J-Power Critiques Amortization Period

The central argument of the second protest, from J-Power USA, is that PJM’s calculation of the gross CONE could create a scenario where the combined cycle reference unit cannot be constructed in some regions without having a lifespan shorter than the 20-year amortization period because of climate legislation. It referenced the Illinois Climate and Equitable Jobs Act (CEJA), which requires that all generating units reduce carbon emissions to zero by 2045.

J-Power posits that PJM should create adjusted CONE values for the Commonwealth Edison locational deliverability area (LDA) that reflect the possibility for shortened unit lifespans in that region.

“Reliability requires the CONE values for any modeled LDA to reflect the realities faced by developers of the new resources or owners of existing resources,” J-Power wrote.

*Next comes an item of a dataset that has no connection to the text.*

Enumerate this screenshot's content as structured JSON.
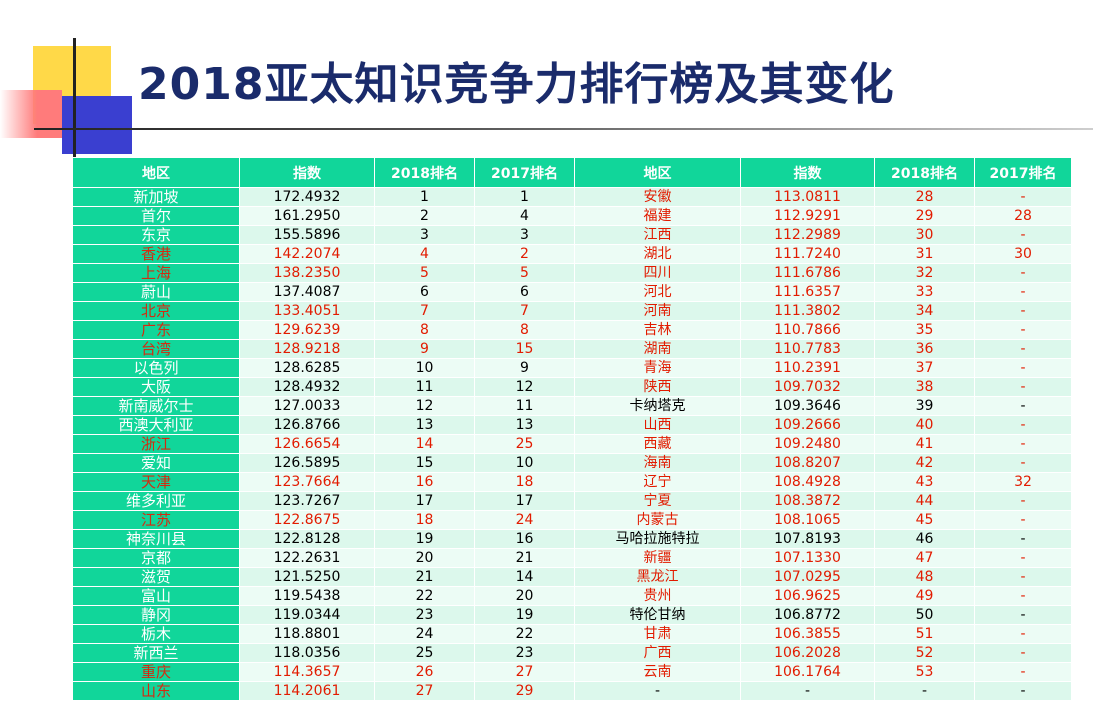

It added that PJM therefore “has an obligation to reflect the reduced asset life due to CEJA in ComEd when applying the CONE values to modeled LDAs.”

PJM Defends Proposed Changes

PJM argued that the forward-looking EAS offset and the methodologies used in both its derivation and the calculation of CONE are commonplace in the practices of market participants and have precedent in past FERC orders.

Shifting to a forward-looking offset can better “reflect the expected range of possible supply, demand and export conditions prevailing in future delivery periods,” PJM said, while a historical lookback can create “disequilibrium” under certain circumstances. The response gives the example of a lookback at a period of scarce supply, which would create a high EAS offset, reducing net CONE and scaling down the VRR curve, ultimately leading to less capacity being purchased when more is needed.

Because the market data and algorithms PJM is seeking to use under the proposal can be purchased for use by anyone, and they are already in widespread use, the RTO argued they are sufficiently transparent.

PJM also defended the proposed shift to a combined cycle reference unit by noting that no combustion turbines are currently under construction and none have been built since 2018.

“The proposal to move to a CC reference resource is consistent with current generation development trends, offers flexibility in operational parameters and produces net CONE reflecting the most economic technology. These results depart significantly from the findings underlying the 2018 quadrennial review,” PJM said.

In regard to J-Power’s concern about a 20-year asset life, PJM argued that it would be inappropriate to make “one-off” adjustments to an LDA through the quadrennial review.